Buffeted by gusting winds as he stood atop a warehouse in Astoria, Queens, Mr. Ketschke listed the obstacles blocking the poor from using solar power: They tend to live in apartments and to share an electric meter with other tenants. And those who live in houses or have access to a rooftop where solar panels could be installed often do not have the thousands of dollars it would cost for the installation or enough credit to finance it.

Con Edison’s idea could circumvent all of those hurdles, Mr. Ketschke said. The company has buildings all around the city and in some of its northern suburbs, enough roof space to hold solar panels that could produce as much as 11 megawatts of electricity, he said. That could result in savings of $5 a month for as many as 6,000 customers who qualify for financial help from the company, Mr. Ketschke said.

That is a tiny fraction of Con Edison’s three million electricity customers in the city and Westchester County, but it could have a larger symbolic value. The company wants to show that it is heeding an order issued last year by the state’s Public Service Commission to allow communities to share sources of renewable energy.

“New York City is burdened with some of the highest electricity rates in the country,” Jeremy Friedman, coordinator of the Central Brooklyn Community Solar Program, said. “It’s definitely important to be looking at ways to bring renewables to low-income people. That really hasn’t happened in New York City until now.”

The low, flat top of Con Edison’s expansive warehouse in the northwest corner of Queens would be ideal. The roof could hold several thousand panels, each of which measures about 3 feet by 6 feet and produces up to 250 watts of power.
The power generated on the roof would be measured as it is fed into the local grid. Con Ed would determine its value, after accounting for the costs of the installation, and share it with customers who sign up for the pilot program.

Mr. Ketschke said the company was prepared to put solar panels on top of other buildings, including offices, substations and garages. The first installations could be in use by the end of next year, he said. Con Edison has installed panels on a roof of its headquarters near Union Square in Manhattan, but it uses the power generated there to provide electricity to the building.

Only about 200 of the more than 10,000 Con Edison customers who generate their own solar power qualify as low-income, said Christopher Raup, director of Con Edison’s Utility of the Future group. Low-income customers receive a discount of $9.50 on their monthly electric bills, he said.
Con Edison’s proposal requires approval from the state commission in part because the company would own the solar panels. Generally, utilities that distribute electricity in New York are prohibited from owning sources of power generation.

Mr.
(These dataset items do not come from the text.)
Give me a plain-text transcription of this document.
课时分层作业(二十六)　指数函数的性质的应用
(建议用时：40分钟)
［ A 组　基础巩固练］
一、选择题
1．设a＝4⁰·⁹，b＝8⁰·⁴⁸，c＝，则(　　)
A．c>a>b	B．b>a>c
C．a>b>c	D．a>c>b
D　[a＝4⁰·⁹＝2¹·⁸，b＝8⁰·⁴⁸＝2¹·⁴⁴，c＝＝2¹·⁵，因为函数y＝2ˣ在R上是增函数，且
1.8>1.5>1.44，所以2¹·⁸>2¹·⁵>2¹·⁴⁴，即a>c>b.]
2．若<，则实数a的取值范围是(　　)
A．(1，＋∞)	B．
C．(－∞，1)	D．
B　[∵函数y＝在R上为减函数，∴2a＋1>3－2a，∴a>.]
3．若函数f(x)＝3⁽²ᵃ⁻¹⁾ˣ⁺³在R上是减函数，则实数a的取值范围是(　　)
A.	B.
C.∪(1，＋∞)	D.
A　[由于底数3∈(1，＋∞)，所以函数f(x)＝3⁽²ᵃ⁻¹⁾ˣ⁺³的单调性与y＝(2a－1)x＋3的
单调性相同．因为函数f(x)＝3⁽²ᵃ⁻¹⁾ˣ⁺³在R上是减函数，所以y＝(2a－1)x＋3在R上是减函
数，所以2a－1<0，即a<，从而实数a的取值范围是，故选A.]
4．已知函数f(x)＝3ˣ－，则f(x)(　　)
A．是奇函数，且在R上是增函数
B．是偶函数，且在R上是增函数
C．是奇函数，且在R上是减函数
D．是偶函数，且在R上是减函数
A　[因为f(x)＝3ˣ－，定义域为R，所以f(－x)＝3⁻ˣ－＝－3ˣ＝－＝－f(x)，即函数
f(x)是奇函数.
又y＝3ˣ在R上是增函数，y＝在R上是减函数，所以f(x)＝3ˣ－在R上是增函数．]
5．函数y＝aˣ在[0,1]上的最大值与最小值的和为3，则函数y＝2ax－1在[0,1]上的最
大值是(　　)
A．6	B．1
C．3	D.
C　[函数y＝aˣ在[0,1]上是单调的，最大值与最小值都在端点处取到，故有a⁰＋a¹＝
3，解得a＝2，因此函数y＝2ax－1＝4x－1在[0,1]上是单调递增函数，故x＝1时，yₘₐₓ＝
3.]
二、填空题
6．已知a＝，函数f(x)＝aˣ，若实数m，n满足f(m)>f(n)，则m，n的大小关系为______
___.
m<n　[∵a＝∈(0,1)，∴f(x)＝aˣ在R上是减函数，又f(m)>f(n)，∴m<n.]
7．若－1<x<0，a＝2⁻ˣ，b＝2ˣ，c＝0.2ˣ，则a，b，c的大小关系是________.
Friedman, whose program has been helping older homeowners in Bedford-Stuyvesant, Brooklyn, band together for bulk discounts on solar panels, said he approved of the proposal. “It’s a good idea,” he said. “You want to really level the playing field by opening up these really great sunny roofs.”
But, he added, “it’s not just an altruistic idea.”

He said Con Edison was grappling with surging demand for power in booming parts of the city and would benefit from having more sources to draw from in times of peak demand. “They have a statutory need to figure out how to manage demand differently,” Mr. Friedman said, “especially across large swaths of Brooklyn and Queens.”